この病気の新薬もない…と言うことは俺は治らないのだ。
このまま'死'を待つだけ。
「よ、隼人。」
『…桐時…』
俺の病室に入って来たのは中学時代からの友人、冴島桐時(さえじま きりと)今では気兼ねなく話せるから親友と言っても良いだろう。
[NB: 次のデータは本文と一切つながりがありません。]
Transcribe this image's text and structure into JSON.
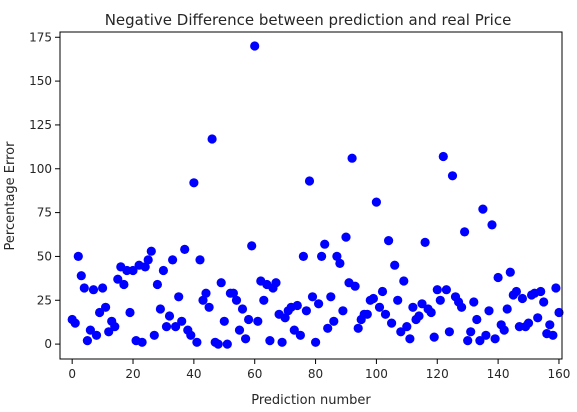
{
  "chart_data": {
    "type": "scatter",
    "title": "Negative Difference between prediction and real Price",
    "xlabel": "Prediction number",
    "ylabel": "Percentage Error",
    "xlim": [
      -4,
      161
    ],
    "ylim": [
      -8.5,
      178
    ],
    "xticks": [
      0,
      20,
      40,
      60,
      80,
      100,
      120,
      140,
      160
    ],
    "yticks": [
      0,
      25,
      50,
      75,
      100,
      125,
      150,
      175
    ],
    "grid": false,
    "marker_color": "#0000ff",
    "series": [
      {
        "points": [
          [
            0,
            14
          ],
          [
            1,
            12
          ],
          [
            2,
            50
          ],
          [
            3,
            39
          ],
          [
            4,
            32
          ],
          [
            5,
            2
          ],
          [
            6,
            8
          ],
          [
            7,
            31
          ],
          [
            8,
            5
          ],
          [
            9,
            18
          ],
          [
            10,
            32
          ],
          [
            11,
            21
          ],
          [
            12,
            7
          ],
          [
            13,
            13
          ],
          [
            14,
            10
          ],
          [
            15,
            37
          ],
          [
            16,
            44
          ],
          [
            17,
            34
          ],
          [
            18,
            42
          ],
          [
            19,
            18
          ],
          [
            20,
            42
          ],
          [
            21,
            2
          ],
          [
            22,
            45
          ],
          [
            23,
            1
          ],
          [
            24,
            44
          ],
          [
            25,
            48
          ],
          [
            26,
            53
          ],
          [
            27,
            5
          ],
          [
            28,
            34
          ],
          [
            29,
            20
          ],
          [
            30,
            42
          ],
          [
            31,
            10
          ],
          [
            32,
            16
          ],
          [
            33,
            48
          ],
          [
            34,
            10
          ],
          [
            35,
            27
          ],
          [
            36,
            13
          ],
          [
            37,
            54
          ],
          [
            38,
            8
          ],
          [
            39,
            5
          ],
          [
            40,
            92
          ],
          [
            41,
            1
          ],
          [
            42,
            48
          ],
          [
            43,
            25
          ],
          [
            44,
            29
          ],
          [
            45,
            21
          ],
          [
            46,
            117
          ],
          [
            47,
            1
          ],
          [
            48,
            0
          ],
          [
            49,
            35
          ],
          [
            50,
            13
          ],
          [
            51,
            0
          ],
          [
            52,
            29
          ],
          [
            53,
            29
          ],
          [
            54,
            25
          ],
          [
            55,
            8
          ],
          [
            56,
            20
          ],
          [
            57,
            3
          ],
          [
            58,
            14
          ],
          [
            59,
            56
          ],
          [
            60,
            170
          ],
          [
            61,
            13
          ],
          [
            62,
            36
          ],
          [
            63,
            25
          ],
          [
            64,
            34
          ],
          [
            65,
            2
          ],
          [
            66,
            32
          ],
          [
            67,
            35
          ],
          [
            68,
            17
          ],
          [
            69,
            1
          ],
          [
            70,
            15
          ],
          [
            71,
            19
          ],
          [
            72,
            21
          ],
          [
            73,
            8
          ],
          [
            74,
            22
          ],
          [
            75,
            5
          ],
          [
            76,
            50
          ],
          [
            77,
            19
          ],
          [
            78,
            93
          ],
          [
            79,
            27
          ],
          [
            80,
            1
          ],
          [
            81,
            23
          ],
          [
            82,
            50
          ],
          [
            83,
            57
          ],
          [
            84,
            9
          ],
          [
            85,
            27
          ],
          [
            86,
            13
          ],
          [
            87,
            50
          ],
          [
            88,
            46
          ],
          [
            89,
            19
          ],
          [
            90,
            61
          ],
          [
            91,
            35
          ],
          [
            92,
            106
          ],
          [
            93,
            33
          ],
          [
            94,
            9
          ],
          [
            95,
            14
          ],
          [
            96,
            17
          ],
          [
            97,
            17
          ],
          [
            98,
            25
          ],
          [
            99,
            26
          ],
          [
            100,
            81
          ],
          [
            101,
            21
          ],
          [
            102,
            30
          ],
          [
            103,
            17
          ],
          [
            104,
            59
          ],
          [
            105,
            12
          ],
          [
            106,
            45
          ],
          [
            107,
            25
          ],
          [
            108,
            7
          ],
          [
            109,
            36
          ],
          [
            110,
            10
          ],
          [
            111,
            3
          ],
          [
            112,
            21
          ],
          [
            113,
            14
          ],
          [
            114,
            16
          ],
          [
            115,
            23
          ],
          [
            116,
            58
          ],
          [
            117,
            20
          ],
          [
            118,
            18
          ],
          [
            119,
            4
          ],
          [
            120,
            31
          ],
          [
            121,
            25
          ],
          [
            122,
            107
          ],
          [
            123,
            31
          ],
          [
            124,
            7
          ],
          [
            125,
            96
          ],
          [
            126,
            27
          ],
          [
            127,
            24
          ],
          [
            128,
            21
          ],
          [
            129,
            64
          ],
          [
            130,
            2
          ],
          [
            131,
            7
          ],
          [
            132,
            24
          ],
          [
            133,
            14
          ],
          [
            134,
            2
          ],
          [
            135,
            77
          ],
          [
            136,
            5
          ],
          [
            137,
            19
          ],
          [
            138,
            68
          ],
          [
            139,
            3
          ],
          [
            140,
            38
          ],
          [
            141,
            11
          ],
          [
            142,
            8
          ],
          [
            143,
            20
          ],
          [
            144,
            41
          ],
          [
            145,
            28
          ],
          [
            146,
            30
          ],
          [
            147,
            10
          ],
          [
            148,
            26
          ],
          [
            149,
            10
          ],
          [
            150,
            12
          ],
          [
            151,
            28
          ],
          [
            152,
            29
          ],
          [
            153,
            15
          ],
          [
            154,
            30
          ],
          [
            155,
            24
          ],
          [
            156,
            6
          ],
          [
            157,
            11
          ],
          [
            158,
            5
          ],
          [
            159,
            32
          ],
          [
            160,
            18
          ]
        ]
      }
    ]
  }
}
その桐時がまだ学校にいるはずなのになんで病室に居るのか…
『?どうしたんだよ』
「いんやー…何かお前の顏見たくなってさ」
苦笑しながら来ちゃった、なんて言うから俺も苦笑を浮かべる。
って言うことは学校抜け出して来たのか
『単位とか良いのか?』
「いーのいーの、俺っち頭良いから」
だから心配すんなと爽やかな笑顔を向けられる。
その笑顔はとても眩しくて目を細めてしまった…
『学校、楽しい?』
「んー…楽しいけど、やっぱ隼人がいない学校はつまんねぇよ?」
桐時の言葉にドキッとする隼人。
男の俺が男にときめいてどうする…なんて思うけどほんとにときめいたんだ。
真剣な瞳で見つめてくるから…
『お、俺も…早く…病気、治さなきゃな…』
治らない。
俺の病気は治らないんだよ…
どんなに世界が回ってても
俺の病気に勝てる薬なんてない
遺伝的なものだから…
それでも生きて、桐時の隣に居たいと想うのはダメなのか…
『………』
「隼人?具合悪いか?」
『や、違う。大丈夫、平気だ』
俺はちゃんと笑えてる?
顔が引きつってないか心配だ…
それでも心配そうに見てくる桐時に大丈夫だと念を押す。
それからは他愛もない話をして桐時が面会終了時間まで居てくれたから何も考えないでいれた。
「じゃ、そろそろ時間だから帰るな?」
『ん。気をつけてな?今日はありがとう』
「隼人のためなら毎日来るさ!」
またそんなことを言う…
天然タラシなのかこいつは…人の気も知らないで…なんて思ってたけど…
桐時のおかげで気分転換が出来た。
あいつは毎日でも来そうだけど桐時にも桐時の時間がある。